16.5 Exercises

  1. Use other metrics and parameter values to find distance-based anomalies in the artificial dataset.

  2. Use other metrics and parameter values to find LOF outliers in the artificial dataset.

  3. Use other metrics and parameter values to find DBSCAN/HDBSCAN/OPTICS outliers in the artificial dataset.

  4. Use other metrics and parameter values to find Isolation Forest outliers in the artificial dataset.

  5. Find distance-based anomalies in the datasets GlobalCitiesPBI.csv, 2016collisionsfinal.csv, polls_us_election_2016.csv HR_2016_Census_simple.csv, UniversalBank.csv, and algae_bloom.csv (as described in the Exercises sections of Modules 8, 9, 11).

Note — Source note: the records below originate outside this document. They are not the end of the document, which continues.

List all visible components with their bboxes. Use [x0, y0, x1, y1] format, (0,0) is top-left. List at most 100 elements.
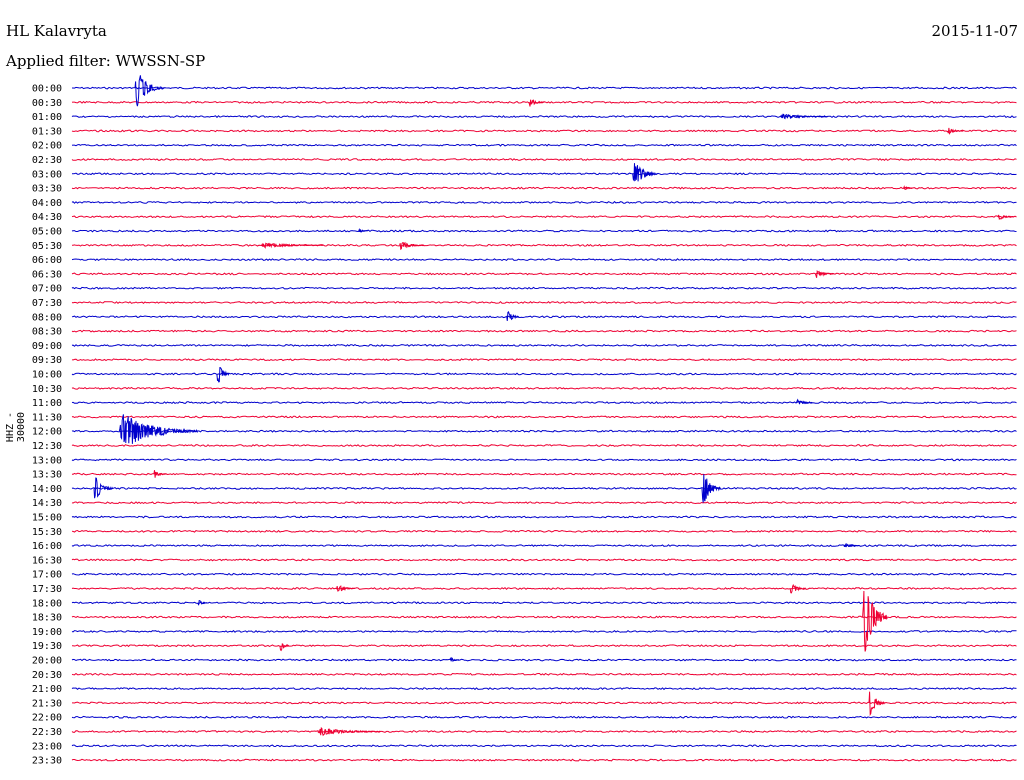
row-time-label: 20:00 [32, 656, 62, 667]
seismic-event [701, 474, 722, 503]
trace-row [71, 329, 1017, 333]
row-time-label: 23:30 [32, 756, 62, 767]
row-time-label: 17:30 [32, 584, 62, 595]
trace-row [72, 701, 1017, 705]
row-time-label: 13:00 [32, 455, 62, 466]
row-time-label: 10:00 [32, 370, 62, 381]
seismic-event [449, 656, 459, 663]
trace-row [71, 544, 1017, 548]
seismic-event [843, 542, 860, 548]
seismic-event [903, 185, 913, 190]
trace-row [71, 401, 1017, 405]
trace-row [71, 629, 1017, 633]
row-time-label: 09:30 [32, 355, 62, 366]
trace-row [71, 158, 1017, 161]
seismic-event [789, 583, 806, 594]
trace-row [71, 415, 1017, 419]
row-time-label: 06:00 [32, 255, 62, 266]
row-time-label: 05:00 [32, 227, 62, 238]
seismic-event [134, 75, 164, 107]
row-time-label: 06:30 [32, 269, 62, 280]
trace-row [71, 343, 1017, 347]
row-time-label: 02:30 [32, 155, 62, 166]
trace-row [71, 286, 1017, 290]
record-date: 2015-11-07 [931, 22, 1018, 40]
row-time-label: 21:00 [32, 684, 62, 695]
seismic-event [216, 367, 230, 383]
trace-row [71, 258, 1017, 262]
row-time-label: 10:30 [32, 384, 62, 395]
seismic-event [118, 414, 198, 444]
row-time-label: 08:00 [32, 312, 62, 323]
trace-row [71, 730, 1017, 733]
seismic-event [93, 477, 114, 499]
row-time-label: 05:30 [32, 241, 62, 252]
trace-row [71, 472, 1017, 476]
row-time-label: 12:30 [32, 441, 62, 452]
trace-row [71, 658, 1017, 662]
row-time-label: 15:30 [32, 527, 62, 538]
seismic-event [506, 311, 520, 321]
row-time-label: 14:30 [32, 498, 62, 509]
row-time-label: 13:30 [32, 470, 62, 481]
trace-row [71, 143, 1017, 147]
seismic-event [796, 398, 813, 405]
trace-row [71, 358, 1017, 362]
seismic-event [868, 691, 886, 717]
trace-row [71, 572, 1017, 576]
seismic-event [279, 643, 290, 652]
seismic-event [632, 163, 658, 182]
seismic-event [528, 99, 545, 107]
row-time-label: 20:30 [32, 670, 62, 681]
trace-row [71, 200, 1017, 204]
seismic-event [336, 585, 356, 592]
trace-row [71, 586, 1017, 591]
row-time-label: 03:30 [32, 184, 62, 195]
row-time-label: 04:00 [32, 198, 62, 209]
row-time-label: 11:30 [32, 412, 62, 423]
seismic-event [862, 590, 888, 652]
trace-row [71, 243, 1017, 247]
row-time-label: 16:30 [32, 555, 62, 566]
seismic-event [153, 470, 167, 478]
trace-row [71, 601, 1017, 605]
trace-row [71, 129, 1017, 133]
seismic-event [814, 269, 835, 278]
row-time-label: 23:00 [32, 741, 62, 752]
trace-row [71, 429, 1017, 433]
trace-row [71, 672, 1017, 676]
trace-row [71, 458, 1017, 462]
trace-row [71, 558, 1017, 562]
seismic-event [399, 241, 425, 251]
row-time-label: 18:00 [32, 598, 62, 609]
seismic-event [197, 600, 208, 606]
trace-row [71, 744, 1017, 748]
row-time-label: 15:00 [32, 513, 62, 524]
trace-row [71, 372, 1017, 376]
trace-row [72, 644, 1017, 648]
row-time-label: 04:30 [32, 212, 62, 223]
row-time-label: 22:30 [32, 727, 62, 738]
trace-row [71, 386, 1017, 390]
seismic-event [358, 228, 368, 233]
trace-row [71, 687, 1017, 691]
trace-row [71, 229, 1017, 233]
seismic-event [997, 214, 1014, 221]
trace-row [71, 486, 1017, 490]
row-time-label: 22:00 [32, 713, 62, 724]
row-time-label: 00:00 [32, 84, 62, 95]
trace-row [71, 715, 1017, 719]
trace-row [71, 515, 1017, 519]
row-time-label: 02:00 [32, 141, 62, 152]
seismic-event [780, 113, 828, 120]
seismic-event [317, 727, 381, 737]
row-time-label: 14:00 [32, 484, 62, 495]
row-time-label: 01:30 [32, 126, 62, 137]
trace-row [71, 301, 1017, 304]
row-time-label: 18:30 [32, 613, 62, 624]
filter-label: Applied filter: WWSSN-SP [6, 52, 206, 70]
trace-row [71, 172, 1017, 176]
row-time-label: 19:00 [32, 627, 62, 638]
row-time-label: 12:00 [32, 427, 62, 438]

  6. Find density-based anomalies in the datasets GlobalCitiesPBI.csv, 2016collisionsfinal.csv, polls_us_election_2016.csv HR_2016_Census_simple.csv, UniversalBank.csv, and algae_bloom.csv.

  7. Find categorical anomalies in the datasets GlobalCitiesPBI.csv, 2016collisionsfinal.csv, UniversalBank.csv, and algae_bloom.csv.

  8. Find projection-based anomalies in the datasets GlobalCitiesPBI.csv, 2016collisionsfinal.csv, polls_us_election_2016.csv HR_2016_Census_simple.csv, UniversalBank.csv, and algae_bloom.csv.

  9. Find subspace-based anomalies in the datasets GlobalCitiesPBI.csv, 2016collisionsfinal.csv, polls_us_election_2016.csv HR_2016_Census_simple.csv, UniversalBank.csv, and algae_bloom.csv.

  10. Find ensemble-based anomalies in the datasets GlobalCitiesPBI.csv, 2016collisionsfinal.csv, polls_us_election_2016.csv HR_2016_Census_simple.csv, UniversalBank.csv, and algae_bloom.csv.

  11. Conduct an analysis of anomalous observations in the 2011 Gapminder data (as described in Modules 12, 13, 14, and 15).

  12. Consider the dataset flights1_2019_1.csv.

    1. Explore and visualize the dataset.

    2. Do any observations appear to be anomalous or outlying? Justify your answer.

    3. If necessary, reduce the dimension of the dataset prior to analysis.

    4. Using at least 4 anomaly detection algorithms, identify anomalous observations in the dataset.

    5. Can you validate the results?